Calendar Week 12-2023


More bank runs as we get to hear from the US Fed this week. Cash deposits in US banks headed out the door in droves as Treasury tried to shore up the banks with bailout funds and larger banks lent cash to the smaller banks. Even the massive European bank of Credit Suisse got squeezed too, which was the scariest news last week.


Issue has been, that banks have used client funds to generate a return that they can pay clients interest on their cash deposits by buying long dated bonds. This is usually a safe haven, however, as the US Fed jacked up rates rather quickly. Those bonds have decreased in value, generating a loss on bank balance sheets. This loss is crystalized when depositors ask for their cash back and the banks have to sell their bonds at a loss to generate the cash to refund clients.


So where will bonds go now then? This week the FOMC will give us a guide. However the market now expects one more rise of 0.25% this week and that is it. From there, it is tipped to be 0.75% lower at ear end.


Where will inflation be if that is the case? Will the battle to reduce inflation be lost in the attempt to save the US banks?


This peak (or terminal rate) in interest rates will give some relief to the banks. Will it be in time though, that is the unknown right now as panic is contagious and can spread wider and longer than one would usually expect.
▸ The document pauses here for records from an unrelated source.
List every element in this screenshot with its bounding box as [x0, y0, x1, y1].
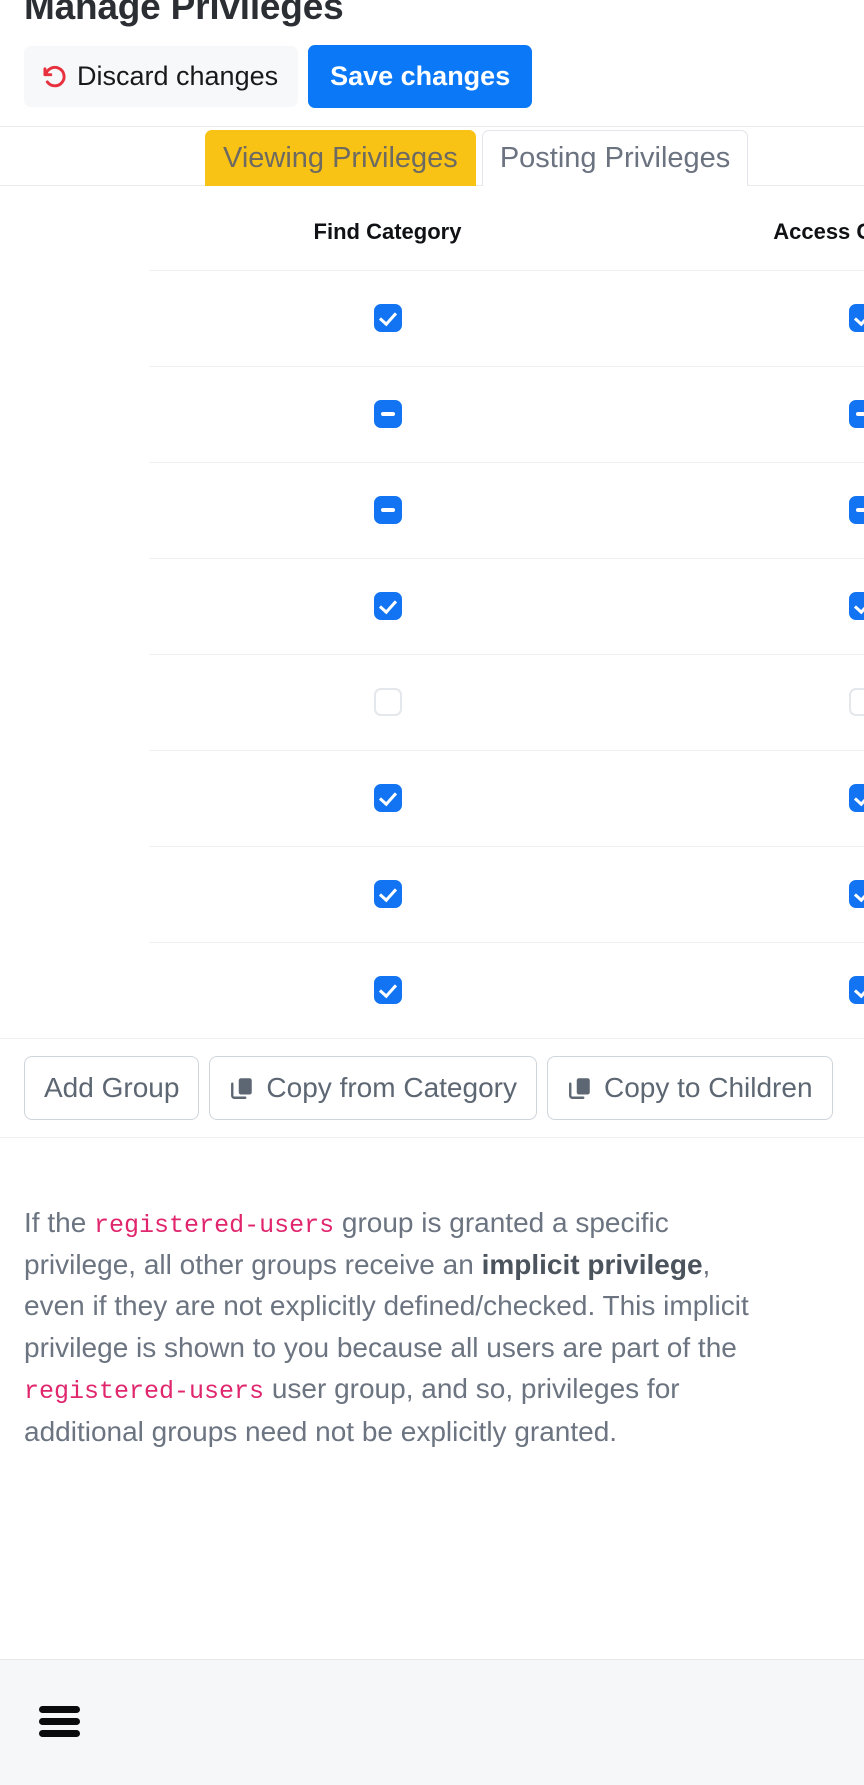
copy-from-category-button[interactable]: Copy from Category	[209, 1055, 537, 1120]
header-action-bar: Discard changes Save changes	[0, 29, 864, 108]
add-group-button[interactable]: Add Group	[24, 1055, 200, 1120]
find-category-cell	[150, 558, 625, 655]
find-category-cell	[150, 462, 625, 559]
table-row	[0, 270, 864, 367]
find-category-checkbox[interactable]	[373, 688, 402, 717]
access-category-cell	[625, 366, 864, 463]
table-header-row: Find Category Access Category	[0, 185, 864, 271]
copy-icon	[229, 1075, 255, 1101]
group-name-cell	[0, 750, 150, 846]
access-category-cell	[625, 750, 864, 847]
bottom-navigation-bar	[0, 1659, 864, 1785]
access-category-checkbox[interactable]	[848, 592, 864, 621]
find-category-checkbox[interactable]	[373, 784, 402, 813]
add-group-label: Add Group	[44, 1071, 180, 1103]
column-header-find-category: Find Category	[150, 185, 625, 271]
find-category-cell	[150, 846, 625, 943]
access-category-checkbox[interactable]	[848, 496, 864, 525]
copy-to-children-label: Copy to Children	[603, 1071, 813, 1103]
access-category-cell	[625, 846, 864, 943]
table-row	[0, 366, 864, 463]
group-name-cell	[0, 558, 150, 654]
group-name-cell	[0, 462, 150, 558]
find-category-cell	[150, 270, 625, 367]
access-category-cell	[625, 942, 864, 1039]
tab-strip-container: Viewing Privileges Posting Privileges	[0, 125, 864, 186]
hamburger-bar	[39, 1718, 80, 1725]
table-row	[0, 558, 864, 655]
find-category-cell	[150, 654, 625, 751]
access-category-cell	[625, 654, 864, 751]
find-category-checkbox[interactable]	[373, 592, 402, 621]
discard-changes-button[interactable]: Discard changes	[24, 45, 299, 107]
page-title: Manage Privileges	[24, 0, 344, 27]
column-header-access-category: Access Category	[625, 185, 864, 271]
find-category-cell	[150, 366, 625, 463]
discard-changes-label: Discard changes	[77, 60, 279, 91]
undo-icon	[41, 63, 68, 90]
privileges-table-body	[0, 270, 864, 1039]
hamburger-bar	[39, 1730, 80, 1737]
table-row	[0, 462, 864, 559]
find-category-checkbox[interactable]	[373, 304, 402, 333]
table-actions-row: Add Group Copy from Category Copy to Chi…	[0, 1039, 864, 1138]
access-category-checkbox[interactable]	[848, 880, 864, 909]
tab-posting-privileges[interactable]: Posting Privileges	[481, 129, 749, 186]
privileges-table-head: Find Category Access Category	[0, 185, 864, 271]
copy-icon	[567, 1075, 593, 1101]
group-name-cell	[0, 270, 150, 366]
group-name-column-header	[0, 186, 150, 271]
find-category-checkbox[interactable]	[373, 400, 402, 429]
desc-part-1: If the	[24, 1206, 95, 1238]
access-category-checkbox[interactable]	[848, 400, 864, 429]
access-category-checkbox[interactable]	[848, 688, 864, 717]
privileges-table: Find Category Access Category	[0, 185, 864, 1039]
save-changes-label: Save changes	[330, 60, 511, 91]
table-row	[0, 942, 864, 1039]
table-row	[0, 750, 864, 847]
group-name-cell	[0, 846, 150, 942]
find-category-cell	[150, 750, 625, 847]
copy-to-children-button[interactable]: Copy to Children	[546, 1055, 833, 1120]
tab-viewing-privileges[interactable]: Viewing Privileges	[205, 129, 476, 186]
save-changes-button[interactable]: Save changes	[308, 44, 533, 108]
find-category-checkbox[interactable]	[373, 880, 402, 909]
page-content: Manage Privileges Discard changes Save c…	[0, 0, 864, 1480]
access-category-cell	[625, 270, 864, 367]
table-row	[0, 846, 864, 943]
tab-posting-privileges-label: Posting Privileges	[499, 141, 731, 174]
group-name-cell	[0, 366, 150, 462]
hamburger-bar	[39, 1706, 80, 1713]
access-category-checkbox[interactable]	[848, 304, 864, 333]
access-category-cell	[625, 462, 864, 559]
hamburger-menu-icon[interactable]	[39, 1706, 80, 1737]
group-name-cell	[0, 942, 150, 1039]
access-category-cell	[625, 558, 864, 655]
find-category-cell	[150, 942, 625, 1039]
code-registered-users-1: registered-users	[94, 1210, 335, 1240]
privilege-tabs: Viewing Privileges Posting Privileges	[0, 127, 864, 186]
access-category-checkbox[interactable]	[848, 784, 864, 813]
access-category-checkbox[interactable]	[848, 976, 864, 1005]
group-name-cell	[0, 654, 150, 750]
desc-emphasis-implicit-privilege: implicit privilege	[481, 1249, 703, 1281]
code-registered-users-2: registered-users	[24, 1376, 265, 1406]
implicit-privilege-description: If the registered-users group is granted…	[0, 1166, 800, 1452]
find-category-checkbox[interactable]	[373, 976, 402, 1005]
copy-from-category-label: Copy from Category	[266, 1071, 517, 1103]
tab-viewing-privileges-label: Viewing Privileges	[223, 141, 458, 174]
app-viewport: Manage Privileges Discard changes Save c…	[0, 0, 864, 1785]
table-row	[0, 654, 864, 751]
find-category-checkbox[interactable]	[373, 496, 402, 525]
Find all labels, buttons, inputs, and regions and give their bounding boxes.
Following that, is the looming recession that the higher rates will force the globally economy into. We are seeing that play out in commodity prices as the expected slowdown in global growth sends oil and copper prices lower.


For this week will see heightened volatility as investors look for the safety of gold and sovereign bonds. I expect Australian and New Zealand bonds to also do well as a safe haven, considering the sound structure of our banking system.


Fun times.


Currency Guidance


USD – From a technical view, the uptrend is broken. But I do not see a downtrend established just yet. Fundamentally it is tough to see too, I suspect this week will be very choppy as the flight out of US dollars is offset with the safe haven flow into US Treasuries.


AUD – Still in a downtrend and 0.67 proving a tough ceiling for the Aussie. As mentioned above, there could be inflows to AUD as a safe haven, and that would be the only reason to buy it. Interest rate differential we are well behind others and with global growth shrinking the value of commodities, the outlook for Australia does not warrant our currency to be any higher than it is.


EUR – Smashed on Credit Suisse, and rightly so, but then rallied on the bail out. Expect more froth this week too. Just cannot see a direction here.


GBP – Similar to Australia, the Gilts (which are 0.4% higher than Australia) will benefit from the US exodus, and maybe more so. Technically it is ranging between 1.19 and 1.24, and it seems to be heading back across that now.


JPY – The BOJ will be concerned with the strength of the Yen now. They have long held that they need a weaker currency and are active in pursing that end. But the market forces are stronger as protection is the order of the day. Last week I suggested trading the Yen against weaker currencies. I stand by that this week too.